In one of our earlier articles published on this forum, we have presented a range of capabilities that enhance business continuity of Azure SQL Database deployments. That article is, at this point, over a year old, which constitutes a rather long time when you consider the rapid rate at which cloud technologies change. Since then, Microsoft not only enhanced the existing functionality, but also introduced a number of new features that facilitate Azure SQL Database business continuity. The purpose of this article is to provide their overview.
From the business continuity standpoint, each of the current pricing tiers of Azure SQL Database still supports the same set of options, including:
- Point in Time Restore from backup – restores leverage automatic Point in Time Backups, which take place weekly (full), hourly (differential), and every five to ten minutes (transaction log). All pricing tiers provide the same restore experience and characteristics.
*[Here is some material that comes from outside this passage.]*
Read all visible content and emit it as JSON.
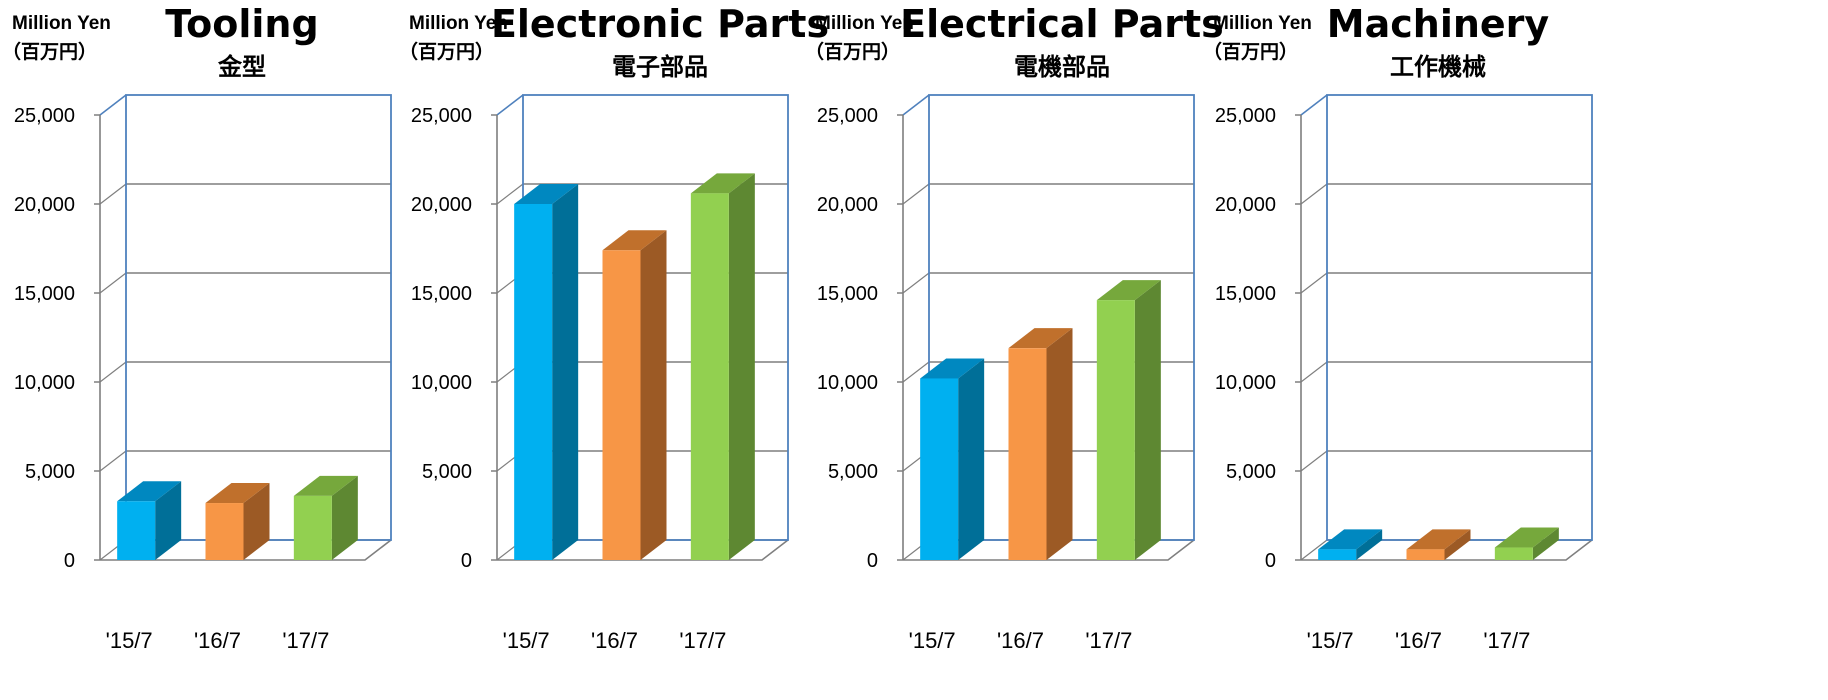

The only distinction is the retention period, which lasts 35 days for all pricing tiers with the exception of Basic, for which the retention period is limited to 7 days.
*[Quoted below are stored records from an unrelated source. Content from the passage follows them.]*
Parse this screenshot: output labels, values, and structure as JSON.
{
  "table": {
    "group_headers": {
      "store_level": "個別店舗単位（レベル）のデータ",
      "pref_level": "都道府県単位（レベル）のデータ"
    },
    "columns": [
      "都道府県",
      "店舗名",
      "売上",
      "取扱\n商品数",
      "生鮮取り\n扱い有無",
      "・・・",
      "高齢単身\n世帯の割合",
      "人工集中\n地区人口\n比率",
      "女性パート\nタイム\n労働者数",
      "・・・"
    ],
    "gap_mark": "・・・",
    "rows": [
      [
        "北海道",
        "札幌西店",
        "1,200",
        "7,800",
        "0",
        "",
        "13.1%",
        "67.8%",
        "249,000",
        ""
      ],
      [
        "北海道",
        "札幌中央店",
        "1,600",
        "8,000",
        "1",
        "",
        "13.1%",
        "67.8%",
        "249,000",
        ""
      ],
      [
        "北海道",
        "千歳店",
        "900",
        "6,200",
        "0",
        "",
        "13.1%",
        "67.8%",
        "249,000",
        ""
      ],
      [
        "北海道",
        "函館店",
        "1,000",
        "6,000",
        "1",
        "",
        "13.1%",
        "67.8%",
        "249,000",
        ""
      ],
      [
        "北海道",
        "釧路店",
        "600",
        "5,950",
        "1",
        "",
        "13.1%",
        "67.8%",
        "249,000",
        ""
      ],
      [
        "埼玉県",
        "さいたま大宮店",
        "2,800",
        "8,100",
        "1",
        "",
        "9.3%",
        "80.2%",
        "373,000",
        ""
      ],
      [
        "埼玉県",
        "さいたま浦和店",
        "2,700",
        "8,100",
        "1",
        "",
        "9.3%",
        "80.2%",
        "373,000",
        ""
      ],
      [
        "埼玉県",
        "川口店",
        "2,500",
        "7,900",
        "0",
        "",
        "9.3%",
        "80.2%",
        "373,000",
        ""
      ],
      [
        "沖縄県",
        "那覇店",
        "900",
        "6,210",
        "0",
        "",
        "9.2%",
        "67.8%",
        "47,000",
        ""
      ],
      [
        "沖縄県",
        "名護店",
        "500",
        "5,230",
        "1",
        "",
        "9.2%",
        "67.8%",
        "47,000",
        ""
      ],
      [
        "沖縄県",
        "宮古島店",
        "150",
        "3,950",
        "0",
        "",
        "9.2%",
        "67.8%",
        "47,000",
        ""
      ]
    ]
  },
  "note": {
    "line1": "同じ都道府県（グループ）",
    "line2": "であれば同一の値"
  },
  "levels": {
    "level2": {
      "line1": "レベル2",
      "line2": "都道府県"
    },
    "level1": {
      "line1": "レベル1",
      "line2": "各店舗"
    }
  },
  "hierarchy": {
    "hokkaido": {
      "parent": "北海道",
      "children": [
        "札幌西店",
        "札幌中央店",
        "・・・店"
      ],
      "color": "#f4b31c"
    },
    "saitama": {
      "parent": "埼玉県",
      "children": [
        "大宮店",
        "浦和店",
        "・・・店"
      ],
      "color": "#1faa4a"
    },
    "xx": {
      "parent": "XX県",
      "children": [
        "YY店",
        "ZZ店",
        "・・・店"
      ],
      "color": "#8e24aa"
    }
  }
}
- Geo-restore from geo-replicated backups – restores leverage built-in replication of full and differential automatic backups to another Azure region. This provides Recovery Point Objective (RPO) within a one-hour window and Estimated Recovery Time (ERT) within a 12-hour window.
- Restore from Azure Backup Vault – restores leverage the ability to schedule backups of databases to Azure Backup Vault in cases where the maximum retention period of Point in Time Backups is not sufficiently long. Since this capability is based on full backups, its RPO is one week.
- Active Geo-Replication allows you to create in arbitrarily chosen Azure regions up to four readable database replicas, which replicate asynchronously from the writable instance in a primary region. This capability offers the best ERT and RPO of 30 seconds and 5 seconds, respectively.
It is worth noting that in addition to previously available Basic, Standard, and Premium pricing tiers, which are part of the DTU-based purchasing model, customers now also have the option of choosing General Purpose and Business Critical pricing tiers, which are part of the new vCore-based purchasing model. However, this does not affect the business continuity options described above.
When using Active Geo-Replication, the processes of creating replicas and performing failover between them are quite straightforward and can be performed directly from the Azure portal. However, with the original approach, such failover requires a manual intervention. In particular, you have to designate one of the secondary replicas to take over the role of the primary. In addition, since replicas reside on different logical servers and each server has a unique endpoint, you have to also update connection strings in your applications in order account for the new writeable endpoint.
To address these limitations, Microsoft introduced auto-failover groups, which as their name indicate, facilitate automatic failover. To implement this new approach, you create a group consisting of two servers in different Azure regions, with each server containing one or more databases that you intend to include in the scope of automatic failover. A server can be a part of multiple failover groups. All primary databases in any given group must be located on the same server. Adding a database residing on the primary server to the group will trigger creation of a readable replica on the secondary server. If the primary database is part of an elastic pool, then the secondary server will place its replica into a pool with the matching name.
The failover group exposes two listeners:
- read-write listener, which is referenced by a CNAME DNS record in the format <failover-group-name>.database.windows.net. The listener is auto-configured to always point to the primary server of the group.
- read-only listener, which is referenced by a CNAME DNS record in the format <failover-group-name>.secondary.database.windows.net. The listener is auto-configured to always point to the secondary server of the group. The availability of read-only listener facilitates scenarios in which you have applications or services that rely on read-only access to SQL Database and can tolerate minor differences between the content of the primary and secondary databases, inherent to the asynchronous nature of their replication.
The group failover behavior is controlled by two policies:
- Automatic failover policy. This policy controls automatic failover of the read-write listener in case of a failure of the primary server. Its GracePeriodWithDataLossHours parameter, referenced in the Azure portal as Read/Write Grace Period (hours), designates the period of time (up to 24 hours) following a failure of the primary after which the automatic failover should take place. By default, this policy is enabled, however, considering that a failover introduces the possibility of data loss, you have the option of disabling it and controlling failovers manually. Such an approach still allows you to benefit from the capabilities offered by group listeners. In addition, when performing manual failover, you can attempt a failover with full data synchronization (also referred to as friendly failover), which eliminates the possibility of data loss. You should note that the friendly failover is also invoked during automatic failover of the primary as long as the writeable database is accessible via data plane.
- Read-only failover policy. This policy controls automatic failover of the read-only listener in case of a failure of the secondary server. By default, this policy is disabled, in order to eliminate potential negative performance impact on the primary following a failover. However, with the read-only policy disabled, the applications and services that you pointed to the read-only listener will lose database access for as long as the secondary server is unavailable. If their availability is important and you can tolerate potential decrease in performance of the primary following a failover, you have the option of enabling this policy.
This concludes our overview of enhanced business continuity functionality of Azure SQL Database. In the upcoming articles, we will cover its latest high availability features.